Re: ISO/IEC 10646 as Document Character Set

Albert Lunde (
Fri, 5 May 95 12:26:22 EDT

>5. Albert Lunde is against it.

Actually I'm sort of on the fence... I can live with it either way; I just
want to make sure we signal the direction we are going and warn developers
against using other document character sets and make clear the numeric
references issue for non-SGML wizards.

I like either:

(1) Put in an appendex that says we use Latin-1 now but we are going to use
10646 for internationalization and developers should use it for other MIME
charsets would work.

(2) Say that the document character set is 10646, but that conforming
applications are required only to support the subset that is Latin-1. Note
that previous specifications of HTML have been based on on Latin-1, but
this change was made to support future internationalization.

In either case we should warn developers about the numeric references
issue; if it confused us, it will confuse a lot of other people.

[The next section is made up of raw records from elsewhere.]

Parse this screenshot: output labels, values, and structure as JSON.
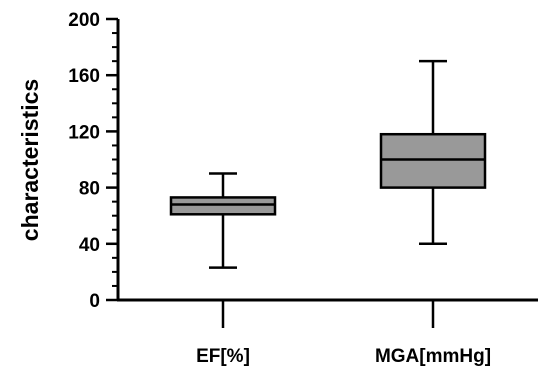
{
  "chart_data": {
    "type": "box",
    "title": "",
    "xlabel": "",
    "ylabel": "characteristics",
    "ylim": [
      0,
      200
    ],
    "yticks": [
      0,
      40,
      80,
      120,
      160,
      200
    ],
    "grid": false,
    "legend": "none",
    "box_fill": "#999999",
    "line_color": "#000000",
    "categories": [
      "EF[%]",
      "MGA[mmHg]"
    ],
    "boxes": [
      {
        "category": "EF[%]",
        "min": 23,
        "q1": 61,
        "median": 68,
        "q3": 73,
        "max": 90
      },
      {
        "category": "MGA[mmHg]",
        "min": 40,
        "q1": 80,
        "median": 100,
        "q3": 118,
        "max": 170
      }
    ]
  }
}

Actually, I'm leaning towards (2) as a little conceptually nicer as SGML;
the argument for (1) that it's a way to get this out the door.

Let me suggest some language for warnings:

This should either go in the section where examples of number references
are given or in a appendix on future internationalization.
= =
(Either way)

"The SGML standard specifies that numeric character references are
interpreted according to the SGML document character set, not the character
encoding currently used to represent the document. "

(Option (1):)

"While this specification is written using a a document character set of
ISO-8859-1, future specifications of HTML will be written using a document
character set of ISO/IEC 10646 , as a basis for internationalization.
For upward compatibility, developers of software supporting other MIME
charsets than ISO-8859-1 should intepret numeric references as if ISO/IEC
10646 were the document character set, and should not infer an SGML
declaraction that just maps the MIME charset into an SGML document
character set."


"The document character set has been specified as ISO/IEC 10646 to make the
interpretation of numeric references clear in other character encodings and
as a basis for further internationalization, though previous specifications
of HTML were based on ISO-8859-1. Developers of software supporting other
MIME charsets than ISO-8859-1 must intepret numeric references based on
ISO/IEC 10646 as the document character set.

= =

    Albert Lunde